He needs to go back to school. Unrelenting sarcasm and mockery is not a successful cross-examination technique. He comes off as a bully. His questions are designed to express his thoughts and then present them to the witness. Witness examination is not the time to express your thoughts, you do that in closing. I've seen the judge take him to task for his overly confrontational style before in this trial.
I'm hoping for an alternative sentence. My best guess is he will get it, with a lot of community work, or he'll get a token (shock)sentence -- 1 or 2 years so he never forgets the experience and it will serve as a hefty deterrent to committing negligent/reckless acts in the future.
The most effective trial lawyers modulate their tone and go from soft and easy, polite, curious, to sharp, not in any particular order.

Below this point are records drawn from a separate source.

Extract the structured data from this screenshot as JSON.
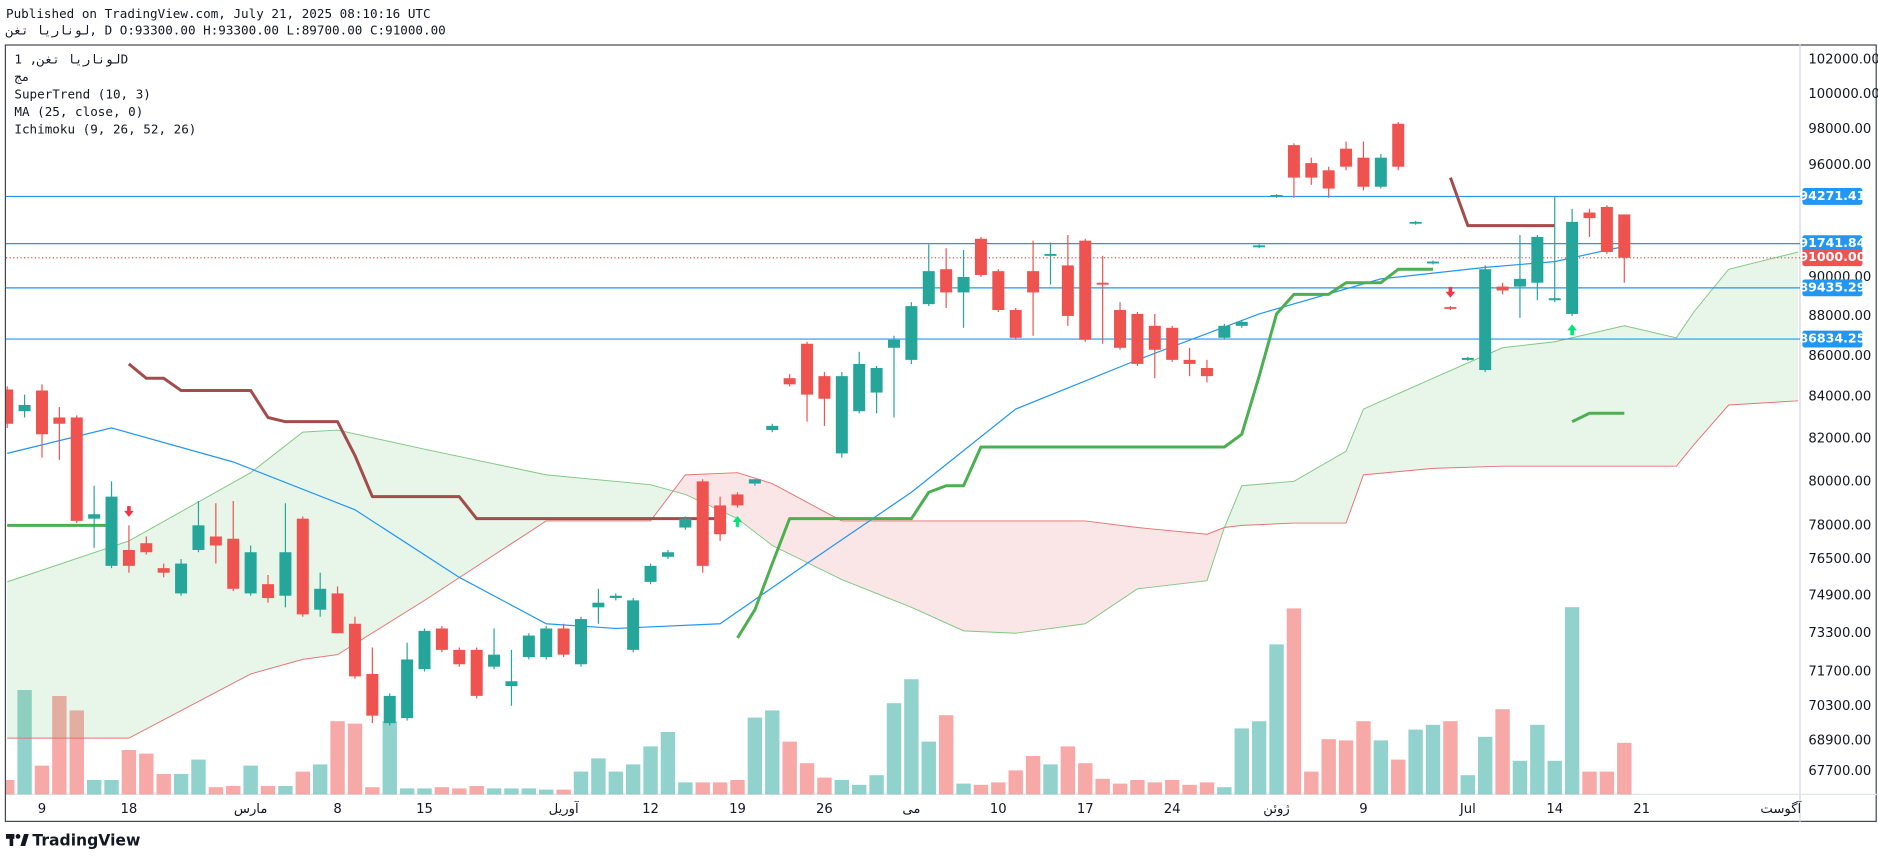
{
  "header": {
    "published": "Published on TradingView.com, July 21, 2025 08:10:16 UTC",
    "symbol_line": "لوناریا تغن, D O:93300.00 H:93300.00 L:89700.00 C:91000.00"
  },
  "chart_data": {
    "type": "candlestick",
    "legend": [
      "لوناریا تغن, 1D",
      "مج",
      "SuperTrend (10, 3)",
      "MA (25, close, 0)",
      "Ichimoku (9, 26, 52, 26)"
    ],
    "categories": [
      null,
      null,
      "9",
      null,
      null,
      null,
      null,
      "18",
      null,
      null,
      null,
      null,
      null,
      null,
      "مارس",
      null,
      null,
      null,
      null,
      "8",
      null,
      null,
      null,
      null,
      "15",
      null,
      null,
      null,
      null,
      null,
      null,
      null,
      "آوریل",
      null,
      null,
      null,
      null,
      "12",
      null,
      null,
      null,
      null,
      "19",
      null,
      null,
      null,
      null,
      "26",
      null,
      null,
      null,
      null,
      "می",
      null,
      null,
      null,
      null,
      "10",
      null,
      null,
      null,
      null,
      "17",
      null,
      null,
      null,
      null,
      "24",
      null,
      null,
      null,
      null,
      null,
      "ژوئن",
      null,
      null,
      null,
      null,
      "9",
      null,
      null,
      null,
      null,
      null,
      "Jul",
      null,
      null,
      null,
      null,
      "14",
      null,
      null,
      null,
      null,
      "21",
      null,
      null,
      null,
      null,
      null,
      null,
      null,
      "آگوست",
      null
    ],
    "open": [
      84350,
      83300,
      84300,
      83000,
      83000,
      78300,
      76200,
      76900,
      77200,
      76100,
      75000,
      76900,
      77500,
      77400,
      75000,
      75400,
      74900,
      78300,
      74300,
      75000,
      73700,
      71600,
      69600,
      69800,
      71800,
      73500,
      72600,
      72600,
      71900,
      71100,
      72300,
      72300,
      73500,
      72000,
      74400,
      74800,
      72600,
      75500,
      76600,
      77900,
      80000,
      78900,
      79400,
      79900,
      82400,
      84900,
      86600,
      85000,
      81300,
      83300,
      84200,
      86400,
      85800,
      88600,
      90400,
      89200,
      92000,
      90300,
      88300,
      90300,
      91100,
      90600,
      91900,
      89700,
      88300,
      88100,
      87500,
      87400,
      85800,
      85400,
      86900,
      87500,
      91550,
      94250,
      97100,
      96100,
      95700,
      96900,
      96400,
      94800,
      98300,
      92800,
      90700,
      88450,
      85800,
      85300,
      89500,
      89500,
      89700,
      88800,
      88100,
      93400,
      93700,
      93300,
      null,
      null,
      null,
      null,
      null,
      null,
      null,
      null,
      null,
      null
    ],
    "high": [
      84500,
      84100,
      84600,
      83500,
      83100,
      79800,
      80000,
      78000,
      77500,
      76300,
      76500,
      79100,
      79000,
      79100,
      77100,
      75800,
      79000,
      78400,
      75900,
      75300,
      74000,
      72700,
      70800,
      72900,
      73500,
      73600,
      72700,
      72700,
      73500,
      72600,
      73300,
      73600,
      73700,
      74000,
      75200,
      75000,
      74800,
      76300,
      76900,
      78400,
      80100,
      79300,
      79500,
      80100,
      82700,
      85100,
      86700,
      85200,
      85200,
      86200,
      85500,
      87000,
      88700,
      91700,
      91500,
      91400,
      92100,
      90400,
      88400,
      91900,
      91800,
      92200,
      92000,
      91100,
      88700,
      88200,
      88100,
      87500,
      86400,
      85800,
      87600,
      87800,
      91700,
      94400,
      97200,
      96400,
      95900,
      97300,
      97300,
      96600,
      98400,
      92950,
      90850,
      88500,
      85950,
      90600,
      89700,
      92200,
      92200,
      94300,
      93600,
      93600,
      93800,
      93300,
      null,
      null,
      null,
      null,
      null,
      null,
      null,
      null,
      null,
      null
    ],
    "low": [
      82500,
      83000,
      81100,
      81000,
      78100,
      77000,
      76100,
      75900,
      76700,
      75700,
      74900,
      76800,
      76300,
      75100,
      74900,
      74600,
      74400,
      74000,
      74000,
      73300,
      71400,
      69600,
      69500,
      69700,
      71700,
      72500,
      71900,
      70600,
      71800,
      70300,
      72200,
      72200,
      72300,
      71900,
      73700,
      74700,
      72500,
      75400,
      76500,
      77800,
      75900,
      77300,
      78800,
      79800,
      82300,
      84500,
      82800,
      82600,
      81100,
      83200,
      83200,
      83000,
      85600,
      88500,
      88400,
      87400,
      90000,
      88200,
      86800,
      87000,
      89600,
      87500,
      86700,
      86600,
      86300,
      85500,
      84900,
      85700,
      85000,
      84700,
      86800,
      87400,
      91500,
      94200,
      94200,
      94900,
      94200,
      95700,
      94600,
      94700,
      95700,
      92750,
      90650,
      88300,
      85750,
      85200,
      89100,
      87900,
      88800,
      88700,
      88000,
      92100,
      91200,
      89700,
      null,
      null,
      null,
      null,
      null,
      null,
      null,
      null,
      null,
      null
    ],
    "close": [
      82700,
      83600,
      82200,
      82700,
      78200,
      78500,
      79300,
      76200,
      76800,
      75900,
      76300,
      78000,
      77100,
      75200,
      76800,
      74800,
      76800,
      74100,
      75200,
      73300,
      71500,
      69900,
      70700,
      72200,
      73400,
      72600,
      72000,
      70700,
      72400,
      71300,
      73200,
      73500,
      72400,
      73900,
      74600,
      74900,
      74700,
      76200,
      76800,
      78300,
      76200,
      77600,
      78900,
      80100,
      82600,
      84600,
      84100,
      83900,
      85000,
      85600,
      85400,
      86800,
      88500,
      90300,
      89200,
      90000,
      90100,
      88300,
      86900,
      89200,
      91200,
      88000,
      86800,
      89600,
      86400,
      85600,
      86300,
      85800,
      85600,
      85000,
      87500,
      87700,
      91650,
      94350,
      95300,
      95300,
      94700,
      95900,
      94800,
      96400,
      95900,
      92900,
      90800,
      88400,
      85900,
      90400,
      89300,
      89900,
      92100,
      88900,
      92900,
      93100,
      91300,
      91000,
      null,
      null,
      null,
      null,
      null,
      null,
      null,
      null,
      null,
      null
    ],
    "volume": [
      12,
      87,
      24,
      82,
      70,
      12,
      12,
      37,
      34,
      17,
      17,
      29,
      6,
      7,
      24,
      7,
      7,
      19,
      25,
      61,
      59,
      6,
      61,
      5,
      5,
      6,
      5,
      7,
      5,
      5,
      5,
      4,
      4,
      19,
      30,
      19,
      25,
      40,
      52,
      10,
      10,
      10,
      12,
      64,
      70,
      44,
      26,
      14,
      12,
      8,
      16,
      76,
      96,
      44,
      66,
      9,
      8,
      10,
      20,
      32,
      25,
      40,
      26,
      13,
      9,
      12,
      10,
      12,
      8,
      10,
      6,
      55,
      61,
      125,
      155,
      19,
      46,
      45,
      61,
      45,
      29,
      54,
      58,
      61,
      16,
      48,
      71,
      28,
      58,
      28,
      156,
      19,
      19,
      43,
      null,
      null,
      null,
      null,
      null,
      null,
      null,
      null,
      null,
      null
    ],
    "up_color": "#26a69a",
    "down_color": "#ef5350",
    "y_scale": "log",
    "ylim": [
      66800,
      102900
    ],
    "yticks": [
      {
        "value": 102000,
        "label": "102000.00"
      },
      {
        "value": 100000,
        "label": "100000.00"
      },
      {
        "value": 98000,
        "label": "98000.00"
      },
      {
        "value": 96000,
        "label": "96000.00"
      },
      {
        "value": 90000,
        "label": "90000.00"
      },
      {
        "value": 88000,
        "label": "88000.00"
      },
      {
        "value": 86000,
        "label": "86000.00"
      },
      {
        "value": 84000,
        "label": "84000.00"
      },
      {
        "value": 82000,
        "label": "82000.00"
      },
      {
        "value": 80000,
        "label": "80000.00"
      },
      {
        "value": 78000,
        "label": "78000.00"
      },
      {
        "value": 76500,
        "label": "76500.00"
      },
      {
        "value": 74900,
        "label": "74900.00"
      },
      {
        "value": 73300,
        "label": "73300.00"
      },
      {
        "value": 71700,
        "label": "71700.00"
      },
      {
        "value": 70300,
        "label": "70300.00"
      },
      {
        "value": 68900,
        "label": "68900.00"
      },
      {
        "value": 67700,
        "label": "67700.00"
      }
    ],
    "grid": false,
    "supertrend": {
      "up": {
        "color": "#4caf50",
        "values": [
          78000,
          78000,
          78000,
          78000,
          78000,
          78000,
          78000,
          null,
          null,
          null,
          null,
          null,
          null,
          null,
          null,
          null,
          null,
          null,
          null,
          null,
          null,
          null,
          null,
          null,
          null,
          null,
          null,
          null,
          null,
          null,
          null,
          null,
          null,
          null,
          null,
          null,
          null,
          null,
          null,
          null,
          null,
          null,
          73100,
          74300,
          76300,
          78300,
          78300,
          78300,
          78300,
          78300,
          78300,
          78300,
          78300,
          79500,
          79800,
          79800,
          81600,
          81600,
          81600,
          81600,
          81600,
          81600,
          81600,
          81600,
          81600,
          81600,
          81600,
          81600,
          81600,
          81600,
          81600,
          82200,
          85000,
          88100,
          89100,
          89100,
          89100,
          89700,
          89700,
          89700,
          90400,
          90400,
          90400,
          null,
          null,
          null,
          null,
          null,
          null,
          null,
          82800,
          83200,
          83200,
          83200,
          null,
          null,
          null,
          null,
          null,
          null,
          null,
          null,
          null,
          null
        ]
      },
      "down": {
        "color": "#a44b4b",
        "values": [
          null,
          null,
          null,
          null,
          null,
          null,
          null,
          85600,
          84900,
          84900,
          84300,
          84300,
          84300,
          84300,
          84300,
          83000,
          82800,
          82800,
          82800,
          82800,
          81200,
          79300,
          79300,
          79300,
          79300,
          79300,
          79300,
          78300,
          78300,
          78300,
          78300,
          78300,
          78300,
          78300,
          78300,
          78300,
          78300,
          78300,
          78300,
          78300,
          78300,
          78300,
          null,
          null,
          null,
          null,
          null,
          null,
          null,
          null,
          null,
          null,
          null,
          null,
          null,
          null,
          null,
          null,
          null,
          null,
          null,
          null,
          null,
          null,
          null,
          null,
          null,
          null,
          null,
          null,
          null,
          null,
          null,
          null,
          null,
          null,
          null,
          null,
          null,
          null,
          null,
          null,
          null,
          95300,
          92700,
          92700,
          92700,
          92700,
          92700,
          92700,
          null,
          null,
          null,
          null,
          null,
          null,
          null,
          null,
          null,
          null,
          null,
          null,
          null,
          null
        ]
      },
      "buy_color": "#00e676",
      "sell_color": "#f23645",
      "buy_signals": [
        42,
        90
      ],
      "sell_signals": [
        7,
        83
      ]
    },
    "ma": {
      "color": "#2196f3",
      "x": [
        0,
        6,
        13,
        20,
        26,
        31,
        35,
        41,
        46,
        52,
        58,
        65,
        72,
        79,
        85,
        89,
        93
      ],
      "values": [
        81300,
        82500,
        80900,
        78700,
        75700,
        73700,
        73500,
        73700,
        76300,
        79500,
        83400,
        85800,
        88100,
        89900,
        90500,
        90800,
        91600
      ]
    },
    "ichimoku": {
      "x": [
        0,
        7,
        14,
        17,
        19,
        24,
        31,
        37,
        39,
        42,
        44,
        48,
        52,
        55,
        58,
        62,
        65,
        69,
        70,
        71,
        74,
        77,
        78,
        82,
        86,
        89,
        93,
        96,
        97,
        99,
        103
      ],
      "span_a": {
        "color": "#81c784",
        "values": [
          75500,
          77300,
          80400,
          82300,
          82400,
          81500,
          80300,
          79850,
          79400,
          78300,
          77100,
          75600,
          74400,
          73400,
          73300,
          73700,
          75200,
          75550,
          77900,
          79800,
          80000,
          81400,
          83400,
          84900,
          86400,
          86700,
          87500,
          86900,
          88200,
          90400,
          91300
        ]
      },
      "span_b": {
        "color": "#e57373",
        "values": [
          69000,
          69000,
          71600,
          72200,
          72400,
          74700,
          78200,
          78200,
          80300,
          80400,
          79900,
          78200,
          78200,
          78200,
          78200,
          78200,
          77900,
          77600,
          77900,
          78000,
          78100,
          78100,
          80300,
          80600,
          80700,
          80700,
          80700,
          80700,
          81700,
          83600,
          83800
        ]
      }
    },
    "levels": [
      {
        "value": 94271.41,
        "label": "94271.41",
        "color": "#2196f3"
      },
      {
        "value": 91741.84,
        "label": "91741.84",
        "color": "#2196f3"
      },
      {
        "value": 89435.29,
        "label": "89435.29",
        "color": "#2196f3"
      },
      {
        "value": 86834.25,
        "label": "86834.25",
        "color": "#2196f3"
      }
    ],
    "last_price": {
      "value": 91000,
      "label": "91000.00",
      "color": "#ef5350"
    }
  },
  "footer": {
    "brand": "TradingView"
  }
}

It keeps the witness wondering what is coming next, leaving less time to focus on memorized answers to expected questions
One of my first trials many decades ago was for a biker in a nationally prominent club who I had gotten off a drug charge. He and his wife got divorced. She then got a DUI and he moved for sole custody. The courthouse was a tiny one in the mountains, built in the 1800's.The room was so small the four of us had to sit at the same table. (usually each side gets their own table.) I got about halfway through my cross-examination of the wife when the judge stopped and asked the lawyers to come into chambers.
In chambers, the Judge said to me, "It's hard enough to take a woman's kids away without you acting like she committed Murder I." Point taken, great advice.The advice has stayed with me all these years. (Now I reserve that attitude for cops and agents, and even then, avoid using the same tone from start to finish.) Nel needs to have a friend point that out to him. He's a advocate, he should present and argue his case without sarcasm, without mocking or belittling the witness' answers, and without denigrating her views. Perhaps if he spent a little more time preparing his cross the night before court, he could get that down and be much more effective. Up until now, he has come across as a pompous meanie. I mute him a lot.
The Judge has expressed her displeasure with his behavior during the trial. I'll bet he pays some kind of "tax" for it in terms of the length of Oscar's sentence. He's not going to get the sentence he wants. Oscar's lawyer, Barry Roux, on the other hand, is a terrific lawyer -- both in temperment and in substance. He may not get everything he wants, but he has good arguments and he is courteous in demeanor. My predictions: The sentence will be closer to what Roux wants than what Nel wants.